- About Us
At the same time that we try to make our professional services better—more responsive and person-centered—we are also trying to catalyze the power of natural community to care for each other and to celebrate diversity. How do we create more conditions for reciprocity and engagement? How do we embed people who are socially isolated into their neighbourhoods and communities? How do we foster hospitable spaces and natural friendships?
“Good lives in welcoming communities” means there are people who love us. It means we bring something to the world that is missed when we aren’t there. It means we are having experiences that give our lives meaning and purpose. How else can one hope to flourish?
The social services system often sees people in terms of the things they “need” and ignores all the great things they have to offer. Our work in building both relationships and community is based on the gifts, passions and skills that everyone brings with them. We work in neighbourhoods in search of places of hospitality and look for ways to support people in sharing their gifts with others.
We use the Asset-Based Community Development (ABCD) framework that was created by John McKnight and Jody Kretzmann at Northwestern University. This method focuses on the gifts or assets that are inherent in every person and in every neighbourhood. Together with several partner organizations, we created Building Caring Communities, an initiative delivered by community connectors who foster relationships and partnerships amongst citizens, businesses, faith groups, neighbourhoods and community associations. It works because it focuses on the gifts and assets of people and communities. Visit our site to learn more www.buildingcaringcommunities.ca.

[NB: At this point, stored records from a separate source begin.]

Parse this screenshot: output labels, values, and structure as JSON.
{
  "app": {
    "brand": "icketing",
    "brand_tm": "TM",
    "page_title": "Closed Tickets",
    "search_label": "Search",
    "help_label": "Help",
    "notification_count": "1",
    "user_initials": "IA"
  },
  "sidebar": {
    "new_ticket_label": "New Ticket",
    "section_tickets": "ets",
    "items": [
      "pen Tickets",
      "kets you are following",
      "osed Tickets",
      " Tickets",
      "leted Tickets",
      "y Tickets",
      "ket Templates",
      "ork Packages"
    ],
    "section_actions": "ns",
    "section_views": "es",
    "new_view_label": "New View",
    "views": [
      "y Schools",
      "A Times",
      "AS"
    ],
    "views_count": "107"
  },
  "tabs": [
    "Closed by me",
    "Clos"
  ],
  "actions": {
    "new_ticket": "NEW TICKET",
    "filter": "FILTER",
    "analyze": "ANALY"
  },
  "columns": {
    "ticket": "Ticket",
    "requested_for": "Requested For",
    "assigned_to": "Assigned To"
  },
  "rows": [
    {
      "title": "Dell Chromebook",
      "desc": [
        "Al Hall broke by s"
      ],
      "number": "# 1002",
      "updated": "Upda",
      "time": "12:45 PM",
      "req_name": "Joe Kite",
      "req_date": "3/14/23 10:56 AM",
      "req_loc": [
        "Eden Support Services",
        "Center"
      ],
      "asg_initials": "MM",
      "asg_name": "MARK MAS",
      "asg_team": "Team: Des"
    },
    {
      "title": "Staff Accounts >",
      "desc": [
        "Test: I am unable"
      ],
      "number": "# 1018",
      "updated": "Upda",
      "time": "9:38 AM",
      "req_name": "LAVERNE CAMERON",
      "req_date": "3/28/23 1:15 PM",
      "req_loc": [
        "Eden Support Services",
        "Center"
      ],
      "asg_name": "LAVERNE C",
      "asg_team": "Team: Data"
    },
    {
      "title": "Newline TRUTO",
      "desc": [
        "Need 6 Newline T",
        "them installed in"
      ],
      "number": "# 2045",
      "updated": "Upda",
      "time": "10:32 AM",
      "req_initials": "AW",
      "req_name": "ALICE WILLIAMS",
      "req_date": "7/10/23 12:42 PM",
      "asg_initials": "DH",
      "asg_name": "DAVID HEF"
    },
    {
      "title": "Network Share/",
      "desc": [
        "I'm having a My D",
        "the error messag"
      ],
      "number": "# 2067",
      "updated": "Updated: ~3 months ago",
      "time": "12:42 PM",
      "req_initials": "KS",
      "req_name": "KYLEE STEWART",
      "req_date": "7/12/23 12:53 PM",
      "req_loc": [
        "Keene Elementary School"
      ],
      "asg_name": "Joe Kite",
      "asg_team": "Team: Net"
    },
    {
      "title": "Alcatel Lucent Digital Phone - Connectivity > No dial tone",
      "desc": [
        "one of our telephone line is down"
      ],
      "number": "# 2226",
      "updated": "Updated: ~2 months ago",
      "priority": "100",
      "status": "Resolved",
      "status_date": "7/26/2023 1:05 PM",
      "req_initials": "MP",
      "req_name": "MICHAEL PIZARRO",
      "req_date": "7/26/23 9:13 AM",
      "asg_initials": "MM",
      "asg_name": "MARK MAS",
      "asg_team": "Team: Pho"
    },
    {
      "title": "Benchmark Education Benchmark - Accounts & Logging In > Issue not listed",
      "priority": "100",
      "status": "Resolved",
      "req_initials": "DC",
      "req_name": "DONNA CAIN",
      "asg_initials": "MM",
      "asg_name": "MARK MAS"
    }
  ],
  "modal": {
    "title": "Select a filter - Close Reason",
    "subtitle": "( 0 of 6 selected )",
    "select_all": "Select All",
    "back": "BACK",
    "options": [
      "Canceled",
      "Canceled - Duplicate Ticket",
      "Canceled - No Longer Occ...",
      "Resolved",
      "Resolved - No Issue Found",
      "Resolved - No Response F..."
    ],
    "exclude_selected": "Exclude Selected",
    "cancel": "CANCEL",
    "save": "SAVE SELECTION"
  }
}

Together, we can all plant a seed.
Established in 2009, Can you dig it (CYDI) is an inclusive food growing initiative that overcomes the challenges of social isolation and food security through urban gardening. To date, more than 1,200 citizens have enrolled in over 35 community gardens, with each garden donating a portion of its yield to those in need. Food production is a wonderful way to develop a sense of belonging, as neighbours work together towards a common goal. The gardens are welcoming places to learn new skills or to share existing ones. CYDI gardens are designed to be diverse, as leaders reach out to include everyone in their community – newcomers, persons with disabilities, seniors, youth and all of the neighbours. The initiative has scaled up quickly, and now consists of a myriad of community partners who are networking and seeking ways to work together to expand their impact through collaboration! Can you dig it not only grows food, it cultivates relationships! Visit the site to learn more www.cydi.ca.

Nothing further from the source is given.